There is a desire for low cost electrical machines for converting between electrical and mechanical energy that have both high efficiency and high performance capability. Unfortunately, current devices tend to suffer from one of more of a number of deficiencies that include low efficiency, low power density, and complex and expensive constructions.
Conventional permanent magnet radial gap motor/generators utilize a rotor with banded permanent magnets that is surrounded by a laminated stator. The rotor has a limited magnet peripheral speed and hence the power capability per amount of magnet and total weight is less than optimal. The magnets must also drive magnetic flux through a high-strength reinforcing band located in the magnetic airgap, which further reduces the power capability. The magnetic flux passing through a laminated stator incurs magnetic hysteresis and eddy current losses, which reduce efficiency.
Axial gap electrical machines can increase the magnet peripheral speed and power capability for a given weight and rotational speed because the magnets can be located at a larger diameter. This is at the expense of a larger diameter motor/generator rotor, which can be acceptable in many applications. Air core windings can also be utilized instead of slot windings to reduce magnetic losses. Unfortunately axial gap motor/generators encounter several problems, including complex construction, required subassembly machining, very high stresses, expensive and thick composite material reinforcement bands, low magnet strength issues, temperature limitations and high costs.
A prior art rotor for a brushless, axial gap, air core electrical machine is shown in FIG. 1A. The rotor 30 is comprised of a circumferential array of axially magnetized permanent magnets 31 that are connected to a central hub 32. The magnets are banded with a stainless steel band 33 having an optimized radial thickness to minimize the stress in the band 33. The stresses in the stainless steel band are shown in FIG. 1B. When rotating to a magnet peripheral speed of 265 m/sec, the radial stress remains low. However, the hoop stress far exceeds the allowable stress for the stainless steel band 33. The rotor speed must be substantially reduced for safety, reducing the power capability.
A second configuration prior art rotor for a brushless, axial gap, air core electrical machine is shown in FIG. 2A. The rotor 40 is comprised of a circumferential array of multiple axially magnetized permanent magnets 41 that are connected to a central hub 42. The magnets are reinforced or preloaded by an outer carbon fiber epoxy band 43 with radial thickness optimized to minimize stress. The stresses in the band 43 are shown in FIG. 2B. The radial stress remains low when rotated to the same 265 m/sec operating speed. However, the hoop stress is high, close to its allowable stress level. The design is therefore not very robust and desirable.
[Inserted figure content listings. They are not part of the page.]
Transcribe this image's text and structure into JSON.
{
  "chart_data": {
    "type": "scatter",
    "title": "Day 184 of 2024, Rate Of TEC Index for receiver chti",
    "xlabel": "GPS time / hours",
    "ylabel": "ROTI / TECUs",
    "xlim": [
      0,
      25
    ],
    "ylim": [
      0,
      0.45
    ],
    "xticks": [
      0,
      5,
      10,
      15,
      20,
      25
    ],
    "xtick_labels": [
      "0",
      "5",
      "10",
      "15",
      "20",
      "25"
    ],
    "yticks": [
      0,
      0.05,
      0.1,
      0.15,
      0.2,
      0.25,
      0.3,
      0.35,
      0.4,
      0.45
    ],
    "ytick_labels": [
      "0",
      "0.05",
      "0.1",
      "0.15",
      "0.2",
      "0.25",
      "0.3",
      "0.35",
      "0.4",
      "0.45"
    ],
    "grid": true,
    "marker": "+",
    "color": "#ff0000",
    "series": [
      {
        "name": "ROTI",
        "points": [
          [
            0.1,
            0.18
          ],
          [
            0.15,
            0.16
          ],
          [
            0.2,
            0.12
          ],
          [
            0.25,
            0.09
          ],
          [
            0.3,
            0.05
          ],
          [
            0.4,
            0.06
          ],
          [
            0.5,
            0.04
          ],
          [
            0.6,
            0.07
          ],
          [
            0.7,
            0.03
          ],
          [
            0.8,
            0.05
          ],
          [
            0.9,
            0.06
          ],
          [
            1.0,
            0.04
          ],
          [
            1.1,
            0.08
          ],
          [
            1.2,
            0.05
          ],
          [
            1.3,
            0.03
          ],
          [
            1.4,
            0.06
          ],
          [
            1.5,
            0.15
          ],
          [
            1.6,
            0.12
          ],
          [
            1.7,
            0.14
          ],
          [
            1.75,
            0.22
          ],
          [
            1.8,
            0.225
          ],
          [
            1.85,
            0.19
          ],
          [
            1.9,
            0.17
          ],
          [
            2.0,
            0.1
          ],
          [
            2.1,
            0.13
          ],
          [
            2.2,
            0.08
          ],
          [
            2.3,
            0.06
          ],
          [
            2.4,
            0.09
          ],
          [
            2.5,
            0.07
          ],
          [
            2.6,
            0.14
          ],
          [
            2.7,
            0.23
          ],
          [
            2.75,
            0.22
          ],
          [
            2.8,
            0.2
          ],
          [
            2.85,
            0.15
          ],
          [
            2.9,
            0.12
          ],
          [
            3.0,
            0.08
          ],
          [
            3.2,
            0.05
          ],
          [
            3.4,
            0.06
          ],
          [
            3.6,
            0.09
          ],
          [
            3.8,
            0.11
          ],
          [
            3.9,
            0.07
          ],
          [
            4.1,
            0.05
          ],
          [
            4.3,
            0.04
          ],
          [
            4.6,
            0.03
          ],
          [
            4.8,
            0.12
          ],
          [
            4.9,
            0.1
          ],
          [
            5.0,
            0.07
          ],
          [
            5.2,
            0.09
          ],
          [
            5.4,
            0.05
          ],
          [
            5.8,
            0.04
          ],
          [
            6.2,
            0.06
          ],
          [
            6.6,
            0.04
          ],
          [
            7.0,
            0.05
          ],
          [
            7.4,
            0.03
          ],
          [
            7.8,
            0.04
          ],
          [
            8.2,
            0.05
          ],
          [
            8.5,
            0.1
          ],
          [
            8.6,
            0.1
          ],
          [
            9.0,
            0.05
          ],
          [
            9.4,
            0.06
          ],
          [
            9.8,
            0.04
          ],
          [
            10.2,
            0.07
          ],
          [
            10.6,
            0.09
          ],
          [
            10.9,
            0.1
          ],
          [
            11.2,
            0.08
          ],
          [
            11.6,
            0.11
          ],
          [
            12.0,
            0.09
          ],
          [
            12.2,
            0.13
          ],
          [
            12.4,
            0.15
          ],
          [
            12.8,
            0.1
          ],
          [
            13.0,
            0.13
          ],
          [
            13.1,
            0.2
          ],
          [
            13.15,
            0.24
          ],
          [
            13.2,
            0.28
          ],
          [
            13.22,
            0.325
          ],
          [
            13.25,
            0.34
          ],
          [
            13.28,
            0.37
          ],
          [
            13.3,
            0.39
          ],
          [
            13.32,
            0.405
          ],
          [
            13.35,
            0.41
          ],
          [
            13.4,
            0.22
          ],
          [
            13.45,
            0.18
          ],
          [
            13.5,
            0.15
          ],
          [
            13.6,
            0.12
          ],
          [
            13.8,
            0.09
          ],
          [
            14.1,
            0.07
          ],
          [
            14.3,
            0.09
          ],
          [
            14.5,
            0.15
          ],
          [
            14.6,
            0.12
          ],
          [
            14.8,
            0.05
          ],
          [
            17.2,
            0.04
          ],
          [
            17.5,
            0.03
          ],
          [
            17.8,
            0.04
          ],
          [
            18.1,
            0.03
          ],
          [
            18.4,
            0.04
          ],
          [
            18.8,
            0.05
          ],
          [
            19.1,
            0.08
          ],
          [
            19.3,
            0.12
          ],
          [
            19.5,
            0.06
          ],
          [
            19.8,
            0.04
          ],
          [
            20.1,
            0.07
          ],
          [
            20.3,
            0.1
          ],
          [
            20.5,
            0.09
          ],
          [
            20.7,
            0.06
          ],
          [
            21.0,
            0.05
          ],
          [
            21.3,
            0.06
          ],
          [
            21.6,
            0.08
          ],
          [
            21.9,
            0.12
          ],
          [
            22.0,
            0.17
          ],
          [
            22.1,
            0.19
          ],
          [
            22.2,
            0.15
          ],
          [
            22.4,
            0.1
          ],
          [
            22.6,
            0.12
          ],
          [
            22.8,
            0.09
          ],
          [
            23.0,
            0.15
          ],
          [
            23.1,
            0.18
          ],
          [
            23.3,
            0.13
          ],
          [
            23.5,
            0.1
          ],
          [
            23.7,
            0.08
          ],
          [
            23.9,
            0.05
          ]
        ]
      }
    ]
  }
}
Composite material bands typically suffer from low maximum temperature performance. If the rotor temperature becomes elevated, the strength will reduce and the rotor will no longer be able to safely operate at that speed. The composite band is expensive and also has a very low coefficient of thermal expansion, making the assembly process difficult. Furthermore, the large radial thickness of the composite band negatively imparts the electrical machine armature winding configuration and overall performance. A new type of axial gap brushless motor/generator that has improved performance as well as low cost and reliable construction is needed.